Simon Handy, Kyoto University of Foreign Studies


Quick Guide

  • Key words:Group dynamics, name reinforcement, remembering names
  • Learner English level: All
  • Preparation time: 5-20 minutes
  • Activity time:10-20 minutes
  • Materials:Photographs, paper, cards, pens


Learning all your students’ names isn’t easy, but it is achievable and it has effective classroom benefits. Kenny (1994) found that a vast majority of university students thought it was important that teachers remember their names, but that most teachers did not do so. In addition, students whose names were remembered tended to perform better than students whose names were not recalled. Why should this be so?

Imagine you are a student and you know that the teacher knows your name. How do you feel about that teacher and their lessons? More positive certainly, and perhaps ready to try your best. On the other hand, how would you feel if the teacher does not know your name? Most likely this may negatively impact your impression of the class. The following activities provide a number of suggestions for helping you remember the names of your students, thus making sure they have the best possible learning experience in your classes.



Step 1:Make the decision that you are going to remember your students’ names. Starting with a positive mind-set is half the battle.

Step 2:There is a strong link between location and memory, so take advantage of the fact that students tend to sit in the same places. During spare moments in class, write down the names of all the students and where they are sitting. In the next class, move them around and repeat. This process helps reinforce names through spatial location.

Step 3:Get the students to supply you with a passport-sized photograph.
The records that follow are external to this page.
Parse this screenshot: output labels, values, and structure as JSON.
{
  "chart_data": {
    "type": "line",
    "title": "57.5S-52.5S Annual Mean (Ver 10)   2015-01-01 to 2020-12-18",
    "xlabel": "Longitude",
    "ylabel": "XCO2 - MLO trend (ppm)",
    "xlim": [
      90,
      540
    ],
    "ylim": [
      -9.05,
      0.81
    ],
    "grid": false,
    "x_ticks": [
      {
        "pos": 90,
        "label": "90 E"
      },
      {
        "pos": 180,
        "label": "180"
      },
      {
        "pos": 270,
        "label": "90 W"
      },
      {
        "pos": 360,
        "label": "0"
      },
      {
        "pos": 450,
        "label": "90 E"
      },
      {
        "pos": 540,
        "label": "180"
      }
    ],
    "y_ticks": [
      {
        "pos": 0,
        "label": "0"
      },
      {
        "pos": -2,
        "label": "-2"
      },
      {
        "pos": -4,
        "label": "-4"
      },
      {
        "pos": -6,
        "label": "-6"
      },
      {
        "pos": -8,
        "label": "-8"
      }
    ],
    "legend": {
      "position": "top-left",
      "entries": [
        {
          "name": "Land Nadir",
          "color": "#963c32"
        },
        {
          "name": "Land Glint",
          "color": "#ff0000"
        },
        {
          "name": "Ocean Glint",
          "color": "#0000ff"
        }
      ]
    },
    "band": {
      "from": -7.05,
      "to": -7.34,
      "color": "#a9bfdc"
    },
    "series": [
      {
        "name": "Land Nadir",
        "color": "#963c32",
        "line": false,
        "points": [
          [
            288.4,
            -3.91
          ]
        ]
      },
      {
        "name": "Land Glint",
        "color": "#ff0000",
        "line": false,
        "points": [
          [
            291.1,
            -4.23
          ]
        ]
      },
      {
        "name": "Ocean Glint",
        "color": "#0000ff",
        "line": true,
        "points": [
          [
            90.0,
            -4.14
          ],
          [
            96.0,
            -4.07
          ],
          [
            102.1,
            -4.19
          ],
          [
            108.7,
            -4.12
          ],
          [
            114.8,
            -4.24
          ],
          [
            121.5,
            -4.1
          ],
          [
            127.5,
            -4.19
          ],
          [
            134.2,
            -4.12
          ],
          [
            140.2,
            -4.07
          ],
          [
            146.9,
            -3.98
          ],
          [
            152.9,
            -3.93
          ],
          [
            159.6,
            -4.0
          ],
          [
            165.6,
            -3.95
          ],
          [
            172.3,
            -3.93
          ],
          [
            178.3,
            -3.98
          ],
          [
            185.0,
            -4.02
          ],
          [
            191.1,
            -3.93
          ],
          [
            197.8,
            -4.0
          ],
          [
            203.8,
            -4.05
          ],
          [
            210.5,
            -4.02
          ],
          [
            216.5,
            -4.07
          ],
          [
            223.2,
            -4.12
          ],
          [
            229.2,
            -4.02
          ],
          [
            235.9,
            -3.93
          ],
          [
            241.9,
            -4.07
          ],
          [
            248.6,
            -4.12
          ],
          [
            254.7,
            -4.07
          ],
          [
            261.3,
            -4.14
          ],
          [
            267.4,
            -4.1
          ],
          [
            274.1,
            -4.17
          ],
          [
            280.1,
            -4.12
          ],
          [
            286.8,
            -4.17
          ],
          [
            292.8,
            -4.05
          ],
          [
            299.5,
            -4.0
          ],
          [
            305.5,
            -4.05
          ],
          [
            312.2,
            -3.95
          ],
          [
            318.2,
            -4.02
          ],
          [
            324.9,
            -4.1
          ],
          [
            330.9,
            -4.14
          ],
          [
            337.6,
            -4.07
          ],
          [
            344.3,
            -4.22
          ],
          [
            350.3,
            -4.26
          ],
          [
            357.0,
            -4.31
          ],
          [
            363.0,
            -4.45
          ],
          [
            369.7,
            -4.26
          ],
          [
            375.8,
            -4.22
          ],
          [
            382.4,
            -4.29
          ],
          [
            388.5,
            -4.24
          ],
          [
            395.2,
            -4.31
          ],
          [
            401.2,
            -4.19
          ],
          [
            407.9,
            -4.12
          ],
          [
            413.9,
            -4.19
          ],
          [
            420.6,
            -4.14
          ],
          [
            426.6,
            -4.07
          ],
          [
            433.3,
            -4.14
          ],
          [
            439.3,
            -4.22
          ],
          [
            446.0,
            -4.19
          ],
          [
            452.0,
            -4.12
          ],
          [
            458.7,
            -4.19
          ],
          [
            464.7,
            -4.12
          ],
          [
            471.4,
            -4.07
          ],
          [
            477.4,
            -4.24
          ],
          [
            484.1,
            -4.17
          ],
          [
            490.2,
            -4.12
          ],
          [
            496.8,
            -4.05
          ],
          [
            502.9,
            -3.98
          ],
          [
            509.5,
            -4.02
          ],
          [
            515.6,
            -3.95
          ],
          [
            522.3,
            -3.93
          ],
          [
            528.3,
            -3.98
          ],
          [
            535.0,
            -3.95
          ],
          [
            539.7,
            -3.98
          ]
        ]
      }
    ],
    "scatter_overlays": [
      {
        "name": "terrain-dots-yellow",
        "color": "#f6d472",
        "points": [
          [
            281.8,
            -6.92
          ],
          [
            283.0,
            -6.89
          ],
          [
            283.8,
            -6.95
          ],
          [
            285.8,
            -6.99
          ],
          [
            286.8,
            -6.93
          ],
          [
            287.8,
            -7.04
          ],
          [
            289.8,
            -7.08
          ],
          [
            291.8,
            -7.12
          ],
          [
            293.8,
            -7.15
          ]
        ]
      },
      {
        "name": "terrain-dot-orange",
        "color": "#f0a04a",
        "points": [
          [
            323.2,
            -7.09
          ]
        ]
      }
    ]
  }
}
Glue the photos to a single A4-sized card. In addition to helping you learn names, this card is useful for grading purposes.

Step 4:Alternatively, give each student a card on which they must fix a photograph of themselves. Have them provide background details, such as where they were born, hobbies, and part-time job. Emphasize that students are free to decorate their cards as they wish. These cards will provide you with memorable mental imagines of each student.

Step 5:In-class activities can be utilized for name retention by making sure you always using a student’s name when moving them around or calling on them for answers. If you can’t remember someone’s name, ask for a hint, such as the first letter. This small prompt usually stimulates your brain enough to enable recall of their name.


Additional Ideas

For more ideas, try using your students and colleagues as a resource. For a more computer-based interaction, simply type “remembering names” into your favourite search engine. Many sites will come up with interesting tips, ideas, and strategies.



Discipline in class is improved when each student knows that their teacher remembers their name and so could easily call on them if they were to misbehave. As a result, students stay “on task” more of the time. Class fluidity is thus enhanced because it is much easier to call on students or move them around. Making the effort to remember your students’ names is a simple and effective way of demonstrating your commitment to teaching them. The more effort you put in, the more you will get out.



Kenney, T. (1994). Does remembering a student’s name effect performance? Nanzan’s LT Briefs, 1:2, p. 3.